Spectator support is always great, and nice to see Julie at the resevoir - "you made the first hill then" she chirped while taking a photo, then proceeded to follow me up the hill a few minutes later... in her car! Still, I was grateful for the photos and to see a familiar face.
Also on the flat by the resevoir, I was talking with a chap from Griff who was also playing catch-up. He was quicker on the ascent, but slow going downhill. He commented on this, so I gave him my advice - shoulders relaxed, arms down, lean forward from the heels and pretend you're ten years old. This appears to have worked, since I couldn't quite catch him after that.
I mis-judged the last hill. Thought I had seen the last, told my new friends from Griff "downhill from here", only to turn the corner and hit another incline. They probably thought it was a spoiler tactive, but guys, I was as suprised (and disappointed) as you.

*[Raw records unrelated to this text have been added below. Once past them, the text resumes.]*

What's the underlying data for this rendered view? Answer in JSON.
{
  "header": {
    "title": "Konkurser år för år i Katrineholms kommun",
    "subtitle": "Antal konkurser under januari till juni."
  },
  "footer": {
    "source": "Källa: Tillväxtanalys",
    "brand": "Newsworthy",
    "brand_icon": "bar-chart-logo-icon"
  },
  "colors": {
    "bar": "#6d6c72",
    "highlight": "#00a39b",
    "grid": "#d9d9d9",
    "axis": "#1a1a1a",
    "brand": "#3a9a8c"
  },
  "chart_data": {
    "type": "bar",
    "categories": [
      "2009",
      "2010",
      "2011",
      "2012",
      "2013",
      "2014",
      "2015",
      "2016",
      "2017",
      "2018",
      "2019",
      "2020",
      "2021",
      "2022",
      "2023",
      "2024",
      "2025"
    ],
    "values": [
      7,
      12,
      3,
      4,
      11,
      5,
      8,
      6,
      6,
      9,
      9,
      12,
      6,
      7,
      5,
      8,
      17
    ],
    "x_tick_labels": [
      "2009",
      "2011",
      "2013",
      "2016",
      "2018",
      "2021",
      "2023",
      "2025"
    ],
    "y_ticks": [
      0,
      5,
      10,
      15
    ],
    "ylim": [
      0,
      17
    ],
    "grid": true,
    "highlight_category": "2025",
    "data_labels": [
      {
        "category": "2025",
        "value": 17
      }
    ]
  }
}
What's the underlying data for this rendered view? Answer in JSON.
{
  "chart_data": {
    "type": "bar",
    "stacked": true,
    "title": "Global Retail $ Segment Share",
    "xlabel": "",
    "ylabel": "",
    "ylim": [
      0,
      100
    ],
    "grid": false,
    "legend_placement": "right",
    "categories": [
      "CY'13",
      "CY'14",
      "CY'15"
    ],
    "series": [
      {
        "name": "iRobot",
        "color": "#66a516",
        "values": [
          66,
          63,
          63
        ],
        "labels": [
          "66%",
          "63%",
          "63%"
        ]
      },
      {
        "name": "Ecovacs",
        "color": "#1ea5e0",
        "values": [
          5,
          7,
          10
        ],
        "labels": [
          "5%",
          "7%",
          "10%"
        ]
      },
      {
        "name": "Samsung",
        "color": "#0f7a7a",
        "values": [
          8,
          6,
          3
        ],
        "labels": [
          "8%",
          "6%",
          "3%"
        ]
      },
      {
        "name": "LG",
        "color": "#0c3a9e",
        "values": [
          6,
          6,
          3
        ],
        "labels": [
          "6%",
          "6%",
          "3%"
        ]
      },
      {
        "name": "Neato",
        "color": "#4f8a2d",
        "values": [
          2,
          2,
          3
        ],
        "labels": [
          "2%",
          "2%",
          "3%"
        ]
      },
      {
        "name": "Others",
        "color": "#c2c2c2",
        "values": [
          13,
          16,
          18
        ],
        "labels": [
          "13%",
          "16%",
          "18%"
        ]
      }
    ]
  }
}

Somewhere in there, one of the marshalls had a cardboard box. She was running alongside runners up the hill (which was nice), and I was delighted to find some Jelly Babies in there. I deliberately missed the water stations, although one of them seemed quite aggressive with marshalls coming towards us, almost forcing water on me (maybe I just looked a bit of a state by then).
Just coming to the 8.5 km point, one of the Marshalls said "you look comfy". I took that as a compliment at first - if you can get comfortable at your desired pace, then it's a whole lot easier to run. That was great, but then I got to thinking about it - there's only a bit to go, maybe I should be in pain. Started ramping up the speed, getting just a bit closer to "Mr Downhill" from earlier on. I called out to him, to let him know I was on his tail. This had the desired effect, and he picked up the pace - pulling me along, but then he had a bit more than me, moving further forward as we climbed the last mini-ascent. I never caught him, but knowing I was there pushed him on. The lanes seemed to take longer than last year, but the second run through the puddles certainly went quicker, knowing that the finish line was in sight.
Once again, water, and a lovely goodie bag, designed by a runner (thanks Griff) - Banana, protein bar, coconut milk and water. Cake was available back at HQ (I remember it being really good last year), but it was time to go home.
And the reward for this "running all the hills" stuff - about 15 seconds quicker than last year. Worth it? I think so.